Jetzt demonstrieren sie, ebenso glänzend wie die Sonne die Pracht der Herrschaft und den Glanz des göttlichen Königreiches des Herrn (hashmet-i rububiyet), der unsere Erde zusammen mit den genannten vor und zurück laufenden Planeten in den Tiefen des Alls wie Schiffe oder Flugzeuge in vollkommener Ordnung (kemal-i intizam), kreisen, segeln und reisen lässt. Siehe die Pracht eines Königreiches unter dessen Schiffen und Flugzeugen es solche gibt, die tausend Mal größer als unsere Erde sind und in einer Sekunde eine Entfernung von acht Stunden überbrücken können.
So kannst du denn nun einen Vergleich ziehen, welch hohes Glück und was für eine große Ehre es ist, einem solchen König in Dienst, Anbetung und Glaube verbunden und in dieser Welt sein Gast zu sein.
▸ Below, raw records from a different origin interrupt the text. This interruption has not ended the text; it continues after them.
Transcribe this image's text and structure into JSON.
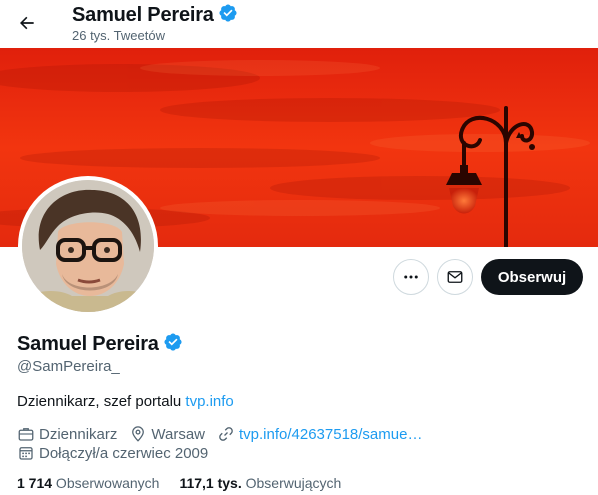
{
  "header": {
    "name": "Samuel Pereira",
    "tweet_count": "26 tys. Tweetów"
  },
  "profile": {
    "display_name": "Samuel Pereira",
    "handle": "@SamPereira_",
    "bio_text": "Dziennikarz, szef portalu ",
    "bio_link": "tvp.info",
    "profession": "Dziennikarz",
    "location": "Warsaw",
    "website": "tvp.info/42637518/samue…",
    "joined": "Dołączył/a czerwiec 2009"
  },
  "actions": {
    "follow_label": "Obserwuj"
  },
  "stats": {
    "following_count": "1 714",
    "following_label": " Obserwowanych",
    "followers_count": "117,1 tys.",
    "followers_label": " Obserwujących"
  },
  "colors": {
    "accent": "#1d9bf0",
    "banner": "#e8260f",
    "text": "#0f1419",
    "muted": "#536471"
  },
  "icons": {
    "back": "arrow-left-icon",
    "verified": "verified-badge-icon",
    "more": "more-dots-icon",
    "message": "envelope-icon",
    "profession": "briefcase-icon",
    "location": "location-pin-icon",
    "website": "link-icon",
    "joined": "calendar-icon"
  }
}
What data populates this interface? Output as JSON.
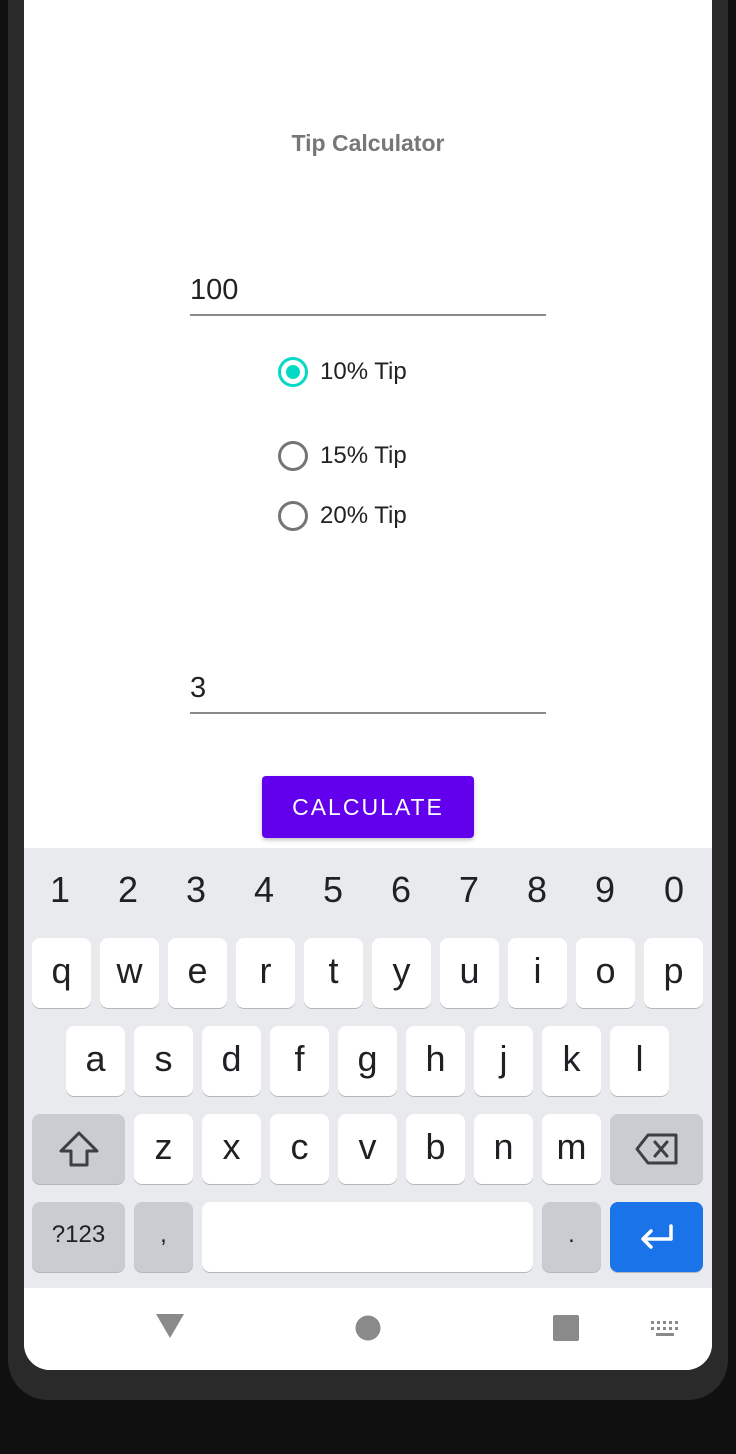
{
  "app": {
    "title": "Tip Calculator"
  },
  "form": {
    "bill_amount": "100",
    "tip_options": [
      {
        "label": "10% Tip",
        "checked": true
      },
      {
        "label": "15% Tip",
        "checked": false
      },
      {
        "label": "20% Tip",
        "checked": false
      }
    ],
    "people_count": "3",
    "calculate_label": "CALCULATE"
  },
  "keyboard": {
    "number_row": [
      "1",
      "2",
      "3",
      "4",
      "5",
      "6",
      "7",
      "8",
      "9",
      "0"
    ],
    "row1": [
      "q",
      "w",
      "e",
      "r",
      "t",
      "y",
      "u",
      "i",
      "o",
      "p"
    ],
    "row2": [
      "a",
      "s",
      "d",
      "f",
      "g",
      "h",
      "j",
      "k",
      "l"
    ],
    "row3": [
      "z",
      "x",
      "c",
      "v",
      "b",
      "n",
      "m"
    ],
    "symbols_label": "?123",
    "comma_label": ",",
    "period_label": ".",
    "shift_icon": "shift-icon",
    "backspace_icon": "backspace-icon",
    "enter_icon": "enter-icon"
  },
  "navbar": {
    "back_icon": "back-triangle-icon",
    "home_icon": "home-circle-icon",
    "recents_icon": "recents-square-icon",
    "keyboard_icon": "keyboard-switch-icon"
  },
  "colors": {
    "accent": "#6200ee",
    "radio_checked": "#03dac5",
    "enter_key": "#1a73e8"
  }
}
Danach betrachtete ich den Mond und sah das hell strahlende Licht eines Wunders ausgedrückt in der Ayah: وَالْقَمَرَ قَدَّرْنَاهُ مَنَازِلَ حَتّٰى عَادَ كَالْعُرْجُونِ الْقَدِيمِ {"Und dem Mond haben wir seine Phasen und Stationen bestimmt, bis er schließlich einem alten Dattelrispenstiel gleicht." (Sure 36, 39)} In der Tat ist die Bestimmung (taqdir), die Rotation (tedvir), die Regulierung (tedbir), die Lichteinstrahlung (tenvir) des Mondes und seine Stellung im Verhältnis zu unserer Erde und zur Sonne mit einer so außerordentlichen Präzision so wunderbar, so erstaunlich, dass für den Allmächtigen (Qadîr), der (seine Daten und Bahnelemente) in dieser Weise ordnete (tanzim) und bestimmte (taqdir), nichts schwer sein kann. (Der Mond) unterrichtet alle mit Bewusstsein begabten Wesen in der Vorstellung: "Der ihn so gemacht hat, vermag alles zu tun."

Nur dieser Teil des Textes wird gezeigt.